Framework Architecture
Directory Structure
/go_client/
├── testcases/ # Main test cases
│ ├── helper/ # Helper functions and utilities
│ │ ├── helper.go
│ │ ├── data_helper.go
│ │ └── collection_helper.go
│ ├── search_test.go # Search functionality tests
│ ├── index_test.go # Index management tests
│ └── ...
├── common/ # Common utilities and constants
└── base/ # Base infrastructure code
Key Components
- Collection Preparation: Utilities for creating and managing collections
- Data Generation: Tools for generating test data
- Helper Functions: Common operations and validations
- Test Cases: Organized by functionality
Writing Test Cases
Basic Test Structure
func TestYourFeature(t *testing.T) {
// 1. Setup context and client
ctx := hp.CreateContext(t, time.Second*common.DefaultTimeout)
mc := createDefaultMilvusClient(ctx, t)
// 2. Prepare collection
prepare, schema := hp.CollPrepare.CreateCollection(
ctx, t, mc,
hp.NewCreateCollectionParams(hp.Int64Vec),
hp.TNewFieldsOption(),
hp.TNewSchemaOption(),
)
// 3. Insert test data
prepare.InsertData(ctx, t, mc,
hp.NewInsertParams(schema),
hp.TNewDataOption(),
)
// 4. Execute test operations
// ... your test logic here ...
// 5. Validate results
require.NoError(t, err)
require.Equal(t, expected, actual)
}
Using Custom Parameters
- Collection Creation Parameters
fieldsOption := hp.TNewFieldsOption().
TWithEnableAnalyzer(true).
TWithAnalyzerParams(map[string]any{
"tokenizer": "standard",
})
schemaOption := hp.TNewSchemaOption().
TWithEnableDynamicField(true).
TWithDescription("Custom schema").
TWithAutoID(false)
- Data Insertion Options
insertOption := hp.TNewDataOption().
TWithNb(1000). // Number of records
TWithDim(128). // Vector dimension
TWithStart(100). // Starting ID
TWithMaxLen(256). // Maximum length
TWithTextLang("en") // Text language
- Index Parameters
indexParams := hp.TNewIndexParams(schema).

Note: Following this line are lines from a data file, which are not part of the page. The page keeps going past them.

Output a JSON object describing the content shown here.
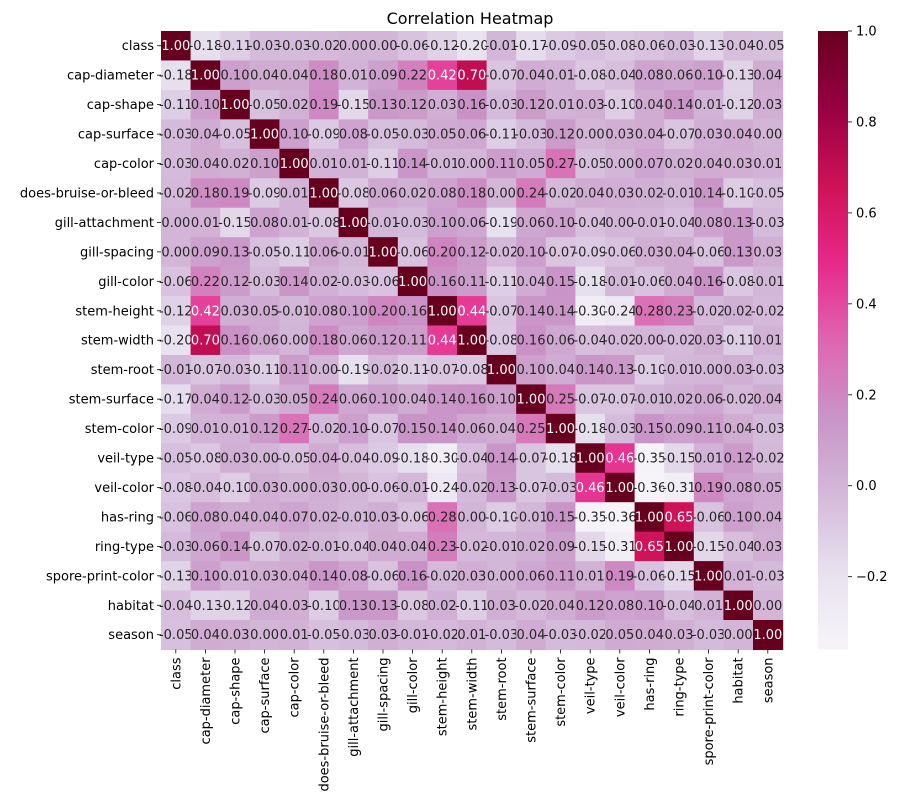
{
  "chart_data": {
    "type": "heatmap",
    "title": "Correlation Heatmap",
    "labels": [
      "class",
      "cap-diameter",
      "cap-shape",
      "cap-surface",
      "cap-color",
      "does-bruise-or-bleed",
      "gill-attachment",
      "gill-spacing",
      "gill-color",
      "stem-height",
      "stem-width",
      "stem-root",
      "stem-surface",
      "stem-color",
      "veil-type",
      "veil-color",
      "has-ring",
      "ring-type",
      "spore-print-color",
      "habitat",
      "season"
    ],
    "values": [
      [
        1.0,
        -0.18,
        -0.11,
        -0.03,
        -0.03,
        -0.02,
        -0.0,
        -0.0,
        -0.06,
        -0.12,
        -0.2,
        -0.01,
        -0.17,
        -0.09,
        -0.05,
        -0.08,
        -0.06,
        -0.03,
        -0.13,
        -0.04,
        -0.05
      ],
      [
        -0.18,
        1.0,
        0.1,
        0.04,
        0.04,
        0.18,
        0.01,
        0.09,
        0.22,
        0.42,
        0.7,
        -0.07,
        0.04,
        0.01,
        -0.08,
        -0.04,
        0.08,
        0.06,
        0.1,
        -0.13,
        0.04
      ],
      [
        -0.11,
        0.1,
        1.0,
        -0.05,
        0.02,
        0.19,
        -0.15,
        0.13,
        0.12,
        0.03,
        0.16,
        -0.03,
        0.12,
        0.01,
        0.03,
        -0.1,
        0.04,
        0.14,
        0.01,
        -0.12,
        0.03
      ],
      [
        -0.03,
        0.04,
        -0.05,
        1.0,
        0.1,
        -0.09,
        0.08,
        -0.05,
        -0.03,
        0.05,
        0.06,
        -0.11,
        -0.03,
        0.12,
        -0.0,
        0.03,
        0.04,
        -0.07,
        0.03,
        0.04,
        -0.0
      ],
      [
        -0.03,
        0.04,
        0.02,
        0.1,
        1.0,
        0.01,
        0.01,
        -0.11,
        0.14,
        -0.01,
        0.0,
        0.11,
        0.05,
        0.27,
        -0.05,
        0.0,
        0.07,
        0.02,
        0.04,
        0.03,
        0.01
      ],
      [
        -0.02,
        0.18,
        0.19,
        -0.09,
        0.01,
        1.0,
        -0.08,
        0.06,
        0.02,
        0.08,
        0.18,
        -0.0,
        0.24,
        -0.02,
        0.04,
        0.03,
        0.02,
        -0.01,
        0.14,
        -0.1,
        -0.05
      ],
      [
        -0.0,
        0.01,
        -0.15,
        0.08,
        0.01,
        -0.08,
        1.0,
        -0.01,
        -0.03,
        0.1,
        0.06,
        -0.19,
        0.06,
        0.1,
        -0.04,
        0.0,
        -0.01,
        -0.04,
        0.08,
        0.13,
        -0.03
      ],
      [
        -0.0,
        0.09,
        0.13,
        -0.05,
        -0.11,
        0.06,
        -0.01,
        1.0,
        -0.06,
        0.2,
        0.12,
        -0.02,
        0.1,
        -0.07,
        -0.09,
        -0.06,
        0.03,
        0.04,
        -0.06,
        0.13,
        0.03
      ],
      [
        -0.06,
        0.22,
        0.12,
        -0.03,
        0.14,
        0.02,
        -0.03,
        -0.06,
        1.0,
        0.16,
        0.11,
        -0.11,
        0.04,
        0.15,
        -0.18,
        -0.01,
        -0.06,
        0.04,
        0.16,
        -0.08,
        -0.01
      ],
      [
        -0.12,
        0.42,
        0.03,
        0.05,
        -0.01,
        0.08,
        0.1,
        0.2,
        0.16,
        1.0,
        0.44,
        -0.07,
        0.14,
        0.14,
        -0.3,
        -0.24,
        0.28,
        0.23,
        -0.02,
        0.02,
        -0.02
      ],
      [
        -0.2,
        0.7,
        0.16,
        0.06,
        0.0,
        0.18,
        0.06,
        0.12,
        0.11,
        0.44,
        1.0,
        -0.08,
        0.16,
        0.06,
        -0.04,
        -0.02,
        -0.0,
        -0.02,
        0.03,
        -0.11,
        0.01
      ],
      [
        -0.01,
        -0.07,
        -0.03,
        -0.11,
        0.11,
        -0.0,
        -0.19,
        -0.02,
        -0.11,
        -0.07,
        -0.08,
        1.0,
        0.1,
        0.04,
        0.14,
        0.13,
        -0.1,
        -0.01,
        0.0,
        0.03,
        -0.03
      ],
      [
        -0.17,
        0.04,
        0.12,
        -0.03,
        0.05,
        0.24,
        0.06,
        0.1,
        0.04,
        0.14,
        0.16,
        0.1,
        1.0,
        0.25,
        -0.07,
        -0.07,
        -0.01,
        0.02,
        0.06,
        -0.02,
        0.04
      ],
      [
        -0.09,
        0.01,
        0.01,
        0.12,
        0.27,
        -0.02,
        0.1,
        -0.07,
        0.15,
        0.14,
        0.06,
        0.04,
        0.25,
        1.0,
        -0.18,
        -0.03,
        0.15,
        0.09,
        0.11,
        0.04,
        -0.03
      ],
      [
        -0.05,
        -0.08,
        0.03,
        -0.0,
        -0.05,
        0.04,
        -0.04,
        -0.09,
        -0.18,
        -0.3,
        -0.04,
        0.14,
        -0.07,
        -0.18,
        1.0,
        0.46,
        -0.35,
        -0.15,
        0.01,
        0.12,
        -0.02
      ],
      [
        -0.08,
        -0.04,
        -0.1,
        0.03,
        0.0,
        0.03,
        0.0,
        -0.06,
        -0.01,
        -0.24,
        -0.02,
        0.13,
        -0.07,
        -0.03,
        0.46,
        1.0,
        -0.36,
        -0.31,
        0.19,
        0.08,
        0.05
      ],
      [
        -0.06,
        0.08,
        0.04,
        0.04,
        0.07,
        0.02,
        -0.01,
        0.03,
        -0.06,
        0.28,
        -0.0,
        -0.1,
        -0.01,
        0.15,
        -0.35,
        -0.36,
        1.0,
        0.65,
        -0.06,
        0.1,
        0.04
      ],
      [
        -0.03,
        0.06,
        0.14,
        -0.07,
        0.02,
        -0.01,
        -0.04,
        0.04,
        0.04,
        0.23,
        -0.02,
        -0.01,
        0.02,
        0.09,
        -0.15,
        -0.31,
        0.65,
        1.0,
        -0.15,
        -0.04,
        0.03
      ],
      [
        -0.13,
        0.1,
        0.01,
        0.03,
        0.04,
        0.14,
        0.08,
        -0.06,
        0.16,
        -0.02,
        0.03,
        0.0,
        0.06,
        0.11,
        0.01,
        0.19,
        -0.06,
        -0.15,
        1.0,
        0.01,
        -0.03
      ],
      [
        -0.04,
        -0.13,
        -0.12,
        0.04,
        0.03,
        -0.1,
        0.13,
        0.13,
        -0.08,
        0.02,
        -0.11,
        0.03,
        -0.02,
        0.04,
        0.12,
        0.08,
        0.1,
        -0.04,
        0.01,
        1.0,
        0.0
      ],
      [
        -0.05,
        0.04,
        0.03,
        -0.0,
        0.01,
        -0.05,
        -0.03,
        0.03,
        -0.01,
        -0.02,
        0.01,
        -0.03,
        0.04,
        -0.03,
        -0.02,
        0.05,
        0.04,
        0.03,
        -0.03,
        0.0,
        1.0
      ]
    ],
    "vmin": -0.36,
    "vmax": 1.0,
    "colormap": "PuRd",
    "colormap_stops": [
      "#f7f4f9",
      "#e7e1ef",
      "#d4b9da",
      "#c994c7",
      "#df65b0",
      "#e7298a",
      "#ce1256",
      "#980043",
      "#67001f"
    ],
    "colorbar_ticks": [
      -0.2,
      0.0,
      0.2,
      0.4,
      0.6,
      0.8,
      1.0
    ],
    "colorbar_tick_labels": [
      "−0.2",
      "0.0",
      "0.2",
      "0.4",
      "0.6",
      "0.8",
      "1.0"
    ],
    "annotation_format": "2 decimals",
    "grid": false,
    "legend": "colorbar-right"
  }
}
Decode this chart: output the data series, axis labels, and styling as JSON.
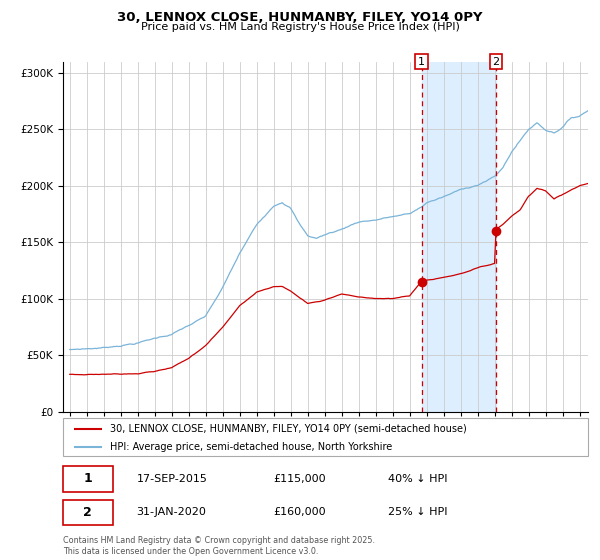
{
  "title": "30, LENNOX CLOSE, HUNMANBY, FILEY, YO14 0PY",
  "subtitle": "Price paid vs. HM Land Registry's House Price Index (HPI)",
  "legend_line1": "30, LENNOX CLOSE, HUNMANBY, FILEY, YO14 0PY (semi-detached house)",
  "legend_line2": "HPI: Average price, semi-detached house, North Yorkshire",
  "footnote": "Contains HM Land Registry data © Crown copyright and database right 2025.\nThis data is licensed under the Open Government Licence v3.0.",
  "sale1_date": "17-SEP-2015",
  "sale1_price": 115000,
  "sale1_label": "40% ↓ HPI",
  "sale2_date": "31-JAN-2020",
  "sale2_price": 160000,
  "sale2_label": "25% ↓ HPI",
  "hpi_color": "#7ab4d8",
  "property_color": "#cc0000",
  "marker_color": "#cc0000",
  "vline_color": "#cc0000",
  "shade_color": "#ddeeff",
  "ylim": [
    0,
    310000
  ],
  "xlim_start": 1994.6,
  "xlim_end": 2025.5,
  "sale1_year": 2015.71,
  "sale2_year": 2020.08
}
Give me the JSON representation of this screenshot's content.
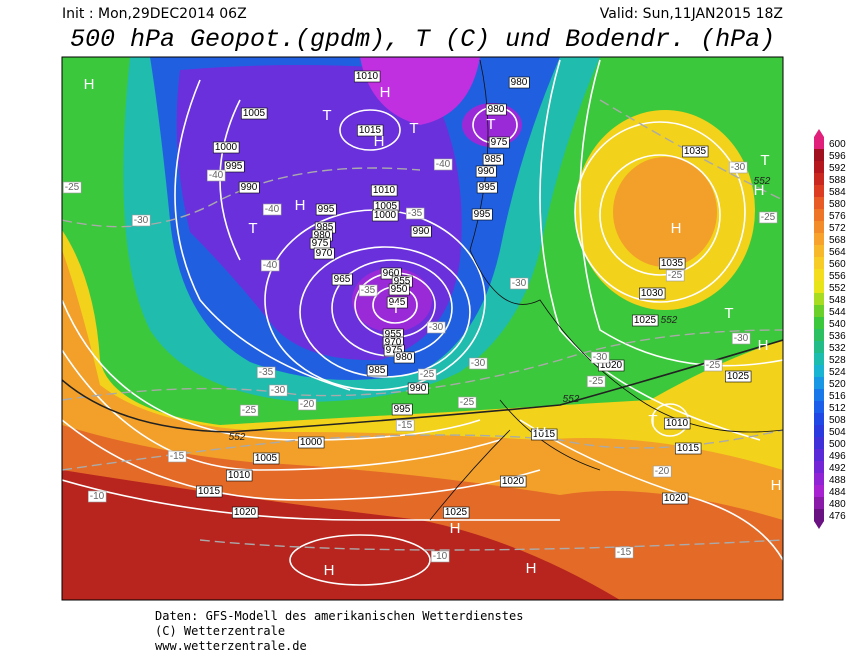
{
  "header": {
    "init": "Init : Mon,29DEC2014 06Z",
    "valid": "Valid: Sun,11JAN2015 18Z",
    "title": "500 hPa Geopot.(gpdm), T (C) und Bodendr. (hPa)"
  },
  "map": {
    "pressure_labels": [
      1010,
      980,
      980,
      975,
      1005,
      1015,
      1000,
      995,
      990,
      985,
      990,
      995,
      1010,
      1005,
      1000,
      995,
      995,
      990,
      985,
      980,
      975,
      970,
      965,
      960,
      955,
      950,
      945,
      955,
      970,
      975,
      980,
      985,
      990,
      995,
      1000,
      1005,
      1010,
      1015,
      1020,
      1025,
      1015,
      1020,
      1010,
      1015,
      1020,
      1020,
      1025,
      1025,
      1030,
      1035,
      1035
    ],
    "temperature_labels": [
      -25,
      -30,
      -40,
      -40,
      -40,
      -35,
      -30,
      -25,
      -20,
      -15,
      -10,
      -35,
      -30,
      -25,
      -30,
      -25,
      -20,
      -15,
      -10,
      -30,
      -30,
      -25,
      -25,
      -30,
      -25,
      -30,
      -25,
      -40,
      -35,
      -15
    ],
    "pressure_centers": [
      "H",
      "H",
      "T",
      "T",
      "H",
      "T",
      "H",
      "T",
      "T",
      "H",
      "T",
      "H",
      "T",
      "H",
      "T",
      "H",
      "H",
      "H",
      "H",
      "H"
    ],
    "contour_552_labels": [
      552,
      552,
      552,
      552
    ]
  },
  "colorbar": {
    "levels": [
      600,
      596,
      592,
      588,
      584,
      580,
      576,
      572,
      568,
      564,
      560,
      556,
      552,
      548,
      544,
      540,
      536,
      532,
      528,
      524,
      520,
      516,
      512,
      508,
      504,
      500,
      496,
      492,
      488,
      484,
      480,
      476
    ],
    "colors": [
      "#e0207a",
      "#a0101e",
      "#b4181e",
      "#c82820",
      "#dc3c22",
      "#e85a26",
      "#ee7428",
      "#f28c2a",
      "#f6a22c",
      "#f8b82c",
      "#f8cc26",
      "#f4dc1e",
      "#e8e41a",
      "#a8dc22",
      "#6cd02a",
      "#3cc83c",
      "#2cc062",
      "#22bc88",
      "#1cbcae",
      "#18b4d2",
      "#1898e4",
      "#1878ea",
      "#1a5eea",
      "#2048e4",
      "#2a3ade",
      "#4030da",
      "#5a2ad8",
      "#7426d6",
      "#9024d4",
      "#a822d2",
      "#8a1aa8",
      "#6a1282"
    ]
  },
  "footer": {
    "source": "Daten: GFS-Modell des amerikanischen Wetterdienstes",
    "copyright": "(C) Wetterzentrale",
    "url": "www.wetterzentrale.de"
  }
}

TWithFieldIndex(map[string]index.Index{
common.DefaultVectorFieldName: index.NewIVFSQIndex(
&index.IVFSQConfig{
MetricType: entity.L2,
NList: 128,
},
),
})
- Search Parameters
searchOpt := client.NewSearchOption(schema.CollectionName, 100, vectors).
WithOffset(0).
WithLimit(100).
WithConsistencyLevel(entity.ClStrong).
WithFilter("int64 >= 100").
WithOutputFields([]string{"*"}).
WithSearchParams(map[string]any{
"nprobe": 16,
"ef": 64,
})
Adding New Parameters
- Define New Option Type
// In helper/data_helper.go
type YourNewOption struct {
newParam1 string
newParam2 int
}
- Add Constructor
func TNewYourOption() *YourNewOption {
return &YourNewOption{
newParam1: "default",
newParam2: 0,
}
}
- Add Parameter Methods
func (opt *YourNewOption) TWithNewParam1(value string) *YourNewOption {
opt.newParam1 = value
return opt
}
func (opt *YourNewOption) TWithNewParam2(value int) *YourNewOption {
opt.newParam2 = value
return opt
}
Best Practices
-
Test Organization
- Group related tests in the same file
- Use clear and descriptive test names
- Add comments explaining test purpose
-
Data Generation
- Use helper functions for generating test data
- Ensure data is appropriate for the test case
- Clean up test data after use
-
Error Handling
- Use
common.CheckErrfor consistent error checking - Test both success and failure scenarios
- Validate error messages when appropriate
- Use
-
Performance Considerations
- Use appropriate timeouts
- Clean up resources after tests
- Consider test execution time
Running Tests
# Run all tests
go test ./testcases/...
# Run specific test
go test -run TestYourFeature ./testcases/
# Run with verbose output
go test -v ./testcases/...
# gotestsum
Recommend you to use gotestsum https://github.com/gotestyourself/gotestsum
# Run all default cases
gotestsum --format testname --hide-summary=output -v ./testcases/... --addr=127.0.0.1:19530 -timeout=30m
# Run a specified file
gotestsum --format testname --hide-summary=output ./testcases/collection_test.go ./testcases/main_test.go --addr=127.0.0.1:19530
# Run L3 rg cases
gotestsum --format testname --hide-summary=output -v ./testcases/advcases/... --addr=127.0.0.1:19530 -timeout=30m -tags=rg
# Run advanced rg cases and default cases
# rg cases conflicts with default cases, so -p=1 is required
gotestsum --format testname --hide-summary=output -v ./testcases/... --addr=127.0.0.1:19530 -timeout=30m -tags=rg -p 1
Contributing
- Follow the existing code structure
- Add comprehensive test cases
- Document new parameters and options
- Update this README for significant changes
- Ensure code quality standards:
- Run
golangci-lint runto check for style mistakes - Use
gofmt -w your/code/pathto format your code before submitting - CI will verify both golint and go format compliance
- Run